We had to hand dig a 6' deep sewer to get a cable back a few months ago. My most experienced man was on the machine when it happened. Sometimes crap happens. 

Find it, dig it, move on.


----------



## AssTyme (May 15, 2010)

plbgbiz said:


> We had to hand dig a 6' deep sewer to get a cable back a few months ago. My most experienced man was on the machine when it happened. Sometimes crap happens.
> 
> Find it, dig it, move on.





The last 2 times I got my 300 stuck I got it out with my drill & Eel cable 


Sweatin' bullets all the way............ :001_unsure:


----------



## Gettinit (May 9, 2012)

AssTyme said:


> The last 2 times I got my 300 stuck I got it out with my drill & Eel cable
> 
> 
> Sweatin' bullets all the way............ :001_unsure:


If I tried that I would be digging up two cables knotted together.


----------



## Drumma Plumma (Jun 5, 2012)

Nope, I've gotten my k1500 unstuck with my speedrooter and visa versa. Not when the cable is flipped though, just when it is stuck in a massive root ball


----------



## dclarke (Dec 22, 2012)

i havent done a whole lotta snaking so i havent gotten anything stuck yet *cross fingers* but when i first started plumbing and knew absolutely nothing me and another guy had to help get a guy unstuck. i pulled on the cable hard enough i broke off part of the cutter head. oops


----------



## victoryplbaz (May 19, 2012)

Anyone remember the k-6800?? Back when i was starting out we had one.
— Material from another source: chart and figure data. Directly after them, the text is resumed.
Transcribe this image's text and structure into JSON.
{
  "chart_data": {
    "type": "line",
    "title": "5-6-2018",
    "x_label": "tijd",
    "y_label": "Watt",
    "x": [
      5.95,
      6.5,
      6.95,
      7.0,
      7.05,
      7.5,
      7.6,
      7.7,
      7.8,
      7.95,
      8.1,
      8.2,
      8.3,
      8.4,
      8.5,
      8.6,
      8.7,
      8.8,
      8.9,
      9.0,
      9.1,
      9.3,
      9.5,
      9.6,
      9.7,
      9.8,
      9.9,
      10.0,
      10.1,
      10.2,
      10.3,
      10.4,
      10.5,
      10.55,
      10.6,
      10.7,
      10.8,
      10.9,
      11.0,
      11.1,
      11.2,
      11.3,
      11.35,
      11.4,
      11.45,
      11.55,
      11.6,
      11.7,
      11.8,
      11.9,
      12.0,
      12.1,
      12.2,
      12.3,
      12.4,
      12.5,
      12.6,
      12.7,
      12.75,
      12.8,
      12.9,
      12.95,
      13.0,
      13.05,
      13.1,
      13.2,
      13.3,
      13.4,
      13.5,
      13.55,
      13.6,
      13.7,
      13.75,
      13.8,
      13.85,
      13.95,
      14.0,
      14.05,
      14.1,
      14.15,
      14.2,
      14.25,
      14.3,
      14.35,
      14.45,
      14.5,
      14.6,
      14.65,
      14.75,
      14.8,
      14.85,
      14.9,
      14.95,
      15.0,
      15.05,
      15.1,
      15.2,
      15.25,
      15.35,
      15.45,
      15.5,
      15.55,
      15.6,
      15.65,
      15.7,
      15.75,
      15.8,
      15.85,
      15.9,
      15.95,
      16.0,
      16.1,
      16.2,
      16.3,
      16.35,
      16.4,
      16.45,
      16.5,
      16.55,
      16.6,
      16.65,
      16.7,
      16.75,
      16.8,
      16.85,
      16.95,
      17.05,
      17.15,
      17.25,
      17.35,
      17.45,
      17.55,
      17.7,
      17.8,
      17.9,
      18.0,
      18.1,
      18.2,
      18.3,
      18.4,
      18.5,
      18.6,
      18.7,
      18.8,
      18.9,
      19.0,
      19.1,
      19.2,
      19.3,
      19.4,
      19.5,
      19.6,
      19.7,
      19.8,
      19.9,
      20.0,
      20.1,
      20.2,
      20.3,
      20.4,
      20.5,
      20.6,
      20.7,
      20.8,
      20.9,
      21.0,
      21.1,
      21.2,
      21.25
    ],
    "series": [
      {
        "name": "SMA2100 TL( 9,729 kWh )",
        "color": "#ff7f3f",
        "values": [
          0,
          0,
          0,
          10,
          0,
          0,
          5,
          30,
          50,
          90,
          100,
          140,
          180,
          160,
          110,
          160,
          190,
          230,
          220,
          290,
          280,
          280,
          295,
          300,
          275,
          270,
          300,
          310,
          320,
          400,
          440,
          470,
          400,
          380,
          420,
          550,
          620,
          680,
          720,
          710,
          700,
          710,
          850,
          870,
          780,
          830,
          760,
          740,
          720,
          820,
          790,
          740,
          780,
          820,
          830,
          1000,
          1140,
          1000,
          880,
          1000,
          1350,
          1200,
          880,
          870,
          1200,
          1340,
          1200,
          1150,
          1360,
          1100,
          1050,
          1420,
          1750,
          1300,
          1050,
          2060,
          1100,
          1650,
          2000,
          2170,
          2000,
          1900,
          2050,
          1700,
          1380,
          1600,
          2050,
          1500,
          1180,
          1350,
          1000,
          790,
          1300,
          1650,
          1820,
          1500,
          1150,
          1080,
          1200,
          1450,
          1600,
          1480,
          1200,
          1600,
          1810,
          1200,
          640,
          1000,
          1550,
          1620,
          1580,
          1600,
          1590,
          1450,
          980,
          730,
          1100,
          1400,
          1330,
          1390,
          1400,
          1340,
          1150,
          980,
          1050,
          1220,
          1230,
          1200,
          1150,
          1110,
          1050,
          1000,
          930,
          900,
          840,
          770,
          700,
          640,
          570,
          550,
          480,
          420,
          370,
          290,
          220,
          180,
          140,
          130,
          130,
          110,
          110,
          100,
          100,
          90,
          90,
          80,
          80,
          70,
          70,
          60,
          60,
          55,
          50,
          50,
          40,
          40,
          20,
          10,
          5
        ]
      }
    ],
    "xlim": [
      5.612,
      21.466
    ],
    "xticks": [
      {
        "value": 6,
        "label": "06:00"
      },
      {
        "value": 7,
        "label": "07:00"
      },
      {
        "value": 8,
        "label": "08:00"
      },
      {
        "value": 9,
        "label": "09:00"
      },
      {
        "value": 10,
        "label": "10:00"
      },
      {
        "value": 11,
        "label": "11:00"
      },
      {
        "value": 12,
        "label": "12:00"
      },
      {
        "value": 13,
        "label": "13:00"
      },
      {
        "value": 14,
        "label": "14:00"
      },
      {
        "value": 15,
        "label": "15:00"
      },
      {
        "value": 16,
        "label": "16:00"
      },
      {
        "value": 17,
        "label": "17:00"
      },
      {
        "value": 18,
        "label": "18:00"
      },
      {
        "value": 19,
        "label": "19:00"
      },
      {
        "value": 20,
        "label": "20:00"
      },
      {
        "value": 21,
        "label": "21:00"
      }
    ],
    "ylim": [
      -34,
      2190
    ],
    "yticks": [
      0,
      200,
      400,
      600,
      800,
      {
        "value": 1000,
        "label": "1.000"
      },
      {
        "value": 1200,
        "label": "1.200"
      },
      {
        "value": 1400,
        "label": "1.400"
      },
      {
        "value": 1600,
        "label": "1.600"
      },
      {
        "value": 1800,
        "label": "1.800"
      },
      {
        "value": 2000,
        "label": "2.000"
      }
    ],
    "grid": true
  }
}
The motor burned up and we put a 1hp motor on it..It was scary!!!


----------



## phishfood (Nov 18, 2012)

How many cables did you snap with that thing?


----------



## victoryplbaz (May 19, 2012)

phishfood said:


> How many cables did you snap with that thing?


 
3... and i was holding on to one when it snapped. Couldnt move my hand for a hour.


----------



## MACPLUMB777 (Jun 18, 2008)

My Dad ran a GO68hd and got it stuck in a supermarket main line
that he had ran many times before,
I ran my 300, 5/8" cable no head in 2nd c/o and was able to pull both out
without getting twisted up :thumbup:


----------